Given this strong track record and commitment to the dividend, Target will likely continue to grow its dividend over time, and investors buying today will enjoy larger payouts and an even better yield-on-cost in the years to come. 

Target is also returning capital to shareholders via share repurchases. The Minneapolis-based company repurchased $354 million worth of shares during the quarter, and still has a massive $9.2 billion left on its share repurchase program, which can enable the company to significantly reduce its shares outstanding in the future. Share repurchases are another way to return capital to shareholders as they reduce the company’s share count and increase earnings per share.

Target’s Valuation Offers Opportunity

In addition, shares of Target are also fairly cheap after the selloff. At the midpoint of its updated EPS guidance of $8.60, the stock trades at just 14.2 times January 2025 earnings, well below the S&P 500’s average of over 25 times. Analysts expect earnings to grow to $9.78 in fiscal 2026, valuing the stock at just 12.5 times forward earnings, which is too cheap to ignore.

With a 20% post-earnings drawdown and a cheap multiple like this, it seems feasible that much of the bad news is already priced into Target stock. This could give investors some downside protection going forward and give the company a chance to exceed lower expectations. The low price-to-earnings multiple not only makes the stock more defensive but also creates potential for future upside when the company theoretically gets back on track.

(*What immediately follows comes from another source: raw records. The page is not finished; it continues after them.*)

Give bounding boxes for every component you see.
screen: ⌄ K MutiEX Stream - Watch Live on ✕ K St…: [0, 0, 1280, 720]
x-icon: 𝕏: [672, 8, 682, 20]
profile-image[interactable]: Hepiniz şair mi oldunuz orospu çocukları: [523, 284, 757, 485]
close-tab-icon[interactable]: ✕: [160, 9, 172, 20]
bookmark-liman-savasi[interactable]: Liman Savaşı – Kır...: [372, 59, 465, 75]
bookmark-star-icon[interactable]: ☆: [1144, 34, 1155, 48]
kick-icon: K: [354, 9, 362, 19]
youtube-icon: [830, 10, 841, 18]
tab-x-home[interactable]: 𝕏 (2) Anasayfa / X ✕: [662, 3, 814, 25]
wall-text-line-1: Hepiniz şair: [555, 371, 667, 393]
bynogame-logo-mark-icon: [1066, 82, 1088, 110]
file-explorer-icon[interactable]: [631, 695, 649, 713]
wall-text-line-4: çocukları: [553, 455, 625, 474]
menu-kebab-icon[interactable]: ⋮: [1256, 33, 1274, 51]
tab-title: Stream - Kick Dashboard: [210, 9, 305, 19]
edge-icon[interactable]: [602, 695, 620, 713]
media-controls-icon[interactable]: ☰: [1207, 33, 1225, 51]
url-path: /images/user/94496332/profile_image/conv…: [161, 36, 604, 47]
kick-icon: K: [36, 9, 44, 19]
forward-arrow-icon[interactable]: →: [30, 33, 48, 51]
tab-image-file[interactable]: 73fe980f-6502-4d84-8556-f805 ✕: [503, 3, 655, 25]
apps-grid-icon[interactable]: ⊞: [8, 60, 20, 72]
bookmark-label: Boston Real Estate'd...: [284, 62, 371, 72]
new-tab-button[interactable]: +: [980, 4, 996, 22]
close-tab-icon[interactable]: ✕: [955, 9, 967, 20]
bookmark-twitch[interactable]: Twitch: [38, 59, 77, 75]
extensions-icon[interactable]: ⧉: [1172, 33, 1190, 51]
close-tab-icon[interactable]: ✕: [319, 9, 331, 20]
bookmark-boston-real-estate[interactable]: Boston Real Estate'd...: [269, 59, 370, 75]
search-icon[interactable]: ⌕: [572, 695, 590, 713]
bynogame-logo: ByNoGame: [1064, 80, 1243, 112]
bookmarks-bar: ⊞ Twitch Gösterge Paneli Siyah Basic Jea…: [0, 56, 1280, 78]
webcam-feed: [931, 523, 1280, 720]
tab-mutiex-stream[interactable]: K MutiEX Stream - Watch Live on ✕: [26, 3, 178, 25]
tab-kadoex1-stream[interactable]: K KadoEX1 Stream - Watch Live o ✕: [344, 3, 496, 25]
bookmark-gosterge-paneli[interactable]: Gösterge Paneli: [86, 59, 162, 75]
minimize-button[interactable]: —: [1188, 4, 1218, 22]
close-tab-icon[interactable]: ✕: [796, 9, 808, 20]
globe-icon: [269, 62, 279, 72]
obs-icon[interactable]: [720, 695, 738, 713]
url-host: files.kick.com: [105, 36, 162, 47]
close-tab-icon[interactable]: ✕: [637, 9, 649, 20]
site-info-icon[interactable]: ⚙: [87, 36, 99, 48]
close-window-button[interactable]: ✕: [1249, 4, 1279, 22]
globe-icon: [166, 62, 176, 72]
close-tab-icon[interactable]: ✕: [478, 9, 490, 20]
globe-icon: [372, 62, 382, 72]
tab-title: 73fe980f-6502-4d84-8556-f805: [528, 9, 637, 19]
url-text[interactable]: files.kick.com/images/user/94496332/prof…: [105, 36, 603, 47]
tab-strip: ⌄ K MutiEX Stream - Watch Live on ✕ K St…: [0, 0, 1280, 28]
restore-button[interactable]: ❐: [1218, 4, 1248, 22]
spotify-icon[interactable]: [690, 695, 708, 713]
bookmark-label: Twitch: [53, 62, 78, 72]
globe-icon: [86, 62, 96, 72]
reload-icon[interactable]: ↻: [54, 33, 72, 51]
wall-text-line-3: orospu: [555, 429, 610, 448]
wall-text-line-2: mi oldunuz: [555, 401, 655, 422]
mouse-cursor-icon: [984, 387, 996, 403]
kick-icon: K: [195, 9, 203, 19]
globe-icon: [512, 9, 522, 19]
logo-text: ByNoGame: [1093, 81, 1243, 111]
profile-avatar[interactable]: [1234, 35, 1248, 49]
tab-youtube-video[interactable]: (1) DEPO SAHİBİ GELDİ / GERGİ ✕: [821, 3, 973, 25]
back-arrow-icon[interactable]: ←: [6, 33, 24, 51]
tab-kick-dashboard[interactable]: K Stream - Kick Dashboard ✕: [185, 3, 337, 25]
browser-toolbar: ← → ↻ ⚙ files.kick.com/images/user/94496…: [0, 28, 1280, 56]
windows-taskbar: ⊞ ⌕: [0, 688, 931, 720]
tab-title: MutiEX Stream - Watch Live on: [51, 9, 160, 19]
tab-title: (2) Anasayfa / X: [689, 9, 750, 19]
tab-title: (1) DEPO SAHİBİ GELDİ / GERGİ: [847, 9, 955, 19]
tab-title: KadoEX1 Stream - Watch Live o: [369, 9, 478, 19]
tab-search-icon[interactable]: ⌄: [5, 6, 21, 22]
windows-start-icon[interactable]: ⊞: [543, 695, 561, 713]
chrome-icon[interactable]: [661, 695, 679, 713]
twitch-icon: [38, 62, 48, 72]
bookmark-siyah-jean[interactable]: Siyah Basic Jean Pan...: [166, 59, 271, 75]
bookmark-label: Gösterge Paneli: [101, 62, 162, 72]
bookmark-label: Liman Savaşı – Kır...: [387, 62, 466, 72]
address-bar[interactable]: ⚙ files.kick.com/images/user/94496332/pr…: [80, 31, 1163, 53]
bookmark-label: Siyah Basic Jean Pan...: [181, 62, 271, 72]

While the timing is uncertain, acquiring shares of a reliable blue-chip stock like Target while it’s down and expectations are low can be a smart move. A positive catalyst can emerge unexpectedly, driving shares higher. One recent example in the consumer space that immediately springs to mind is Starbucks (SBUX). Sentiment towards the once-hot stock was poor, but shares surged roughly 25% in one day when the company announced it was hiring Chipotle (CMG) CEO Brian Niccol as its new CEO. 

This isn’t to say that Target CEO Brian Cornell will be replaced or that an all-star CEO is waiting in the wings, but it illustrates that these types of beaten-down blue-chip names can be spring-loaded for upside once good news comes around again. 

Is TGT Stock a Buy?

Turning to Wall Street, TGT earns a Moderate Buy consensus rating based on 17 Buys, 10 Holds, and zero Sell ratings assigned in the past three months. The average TGT stock price target of $182.52 implies 50.1% upside potential from current levels.

See more TGT analyst ratings

Looking Ahead 

It was a rough day for Target and its shareholders. But the selloff creates the opportunity for new investors to buy shares of this blue-chip stock at a significant discount. The company certainly has its challenges to sort out, but there is still a lot to like about it. I’m bullish on Target based on its above-average yield, its long-term track record as an outstanding dividend growth stock, and its inexpensive valuation, which reflects the lowered expectations of the market.

While there may not be immediate catalysts to drive a sharp rebound, history shows that high-profile blue-chip stocks can rally significantly on even a bit of good news.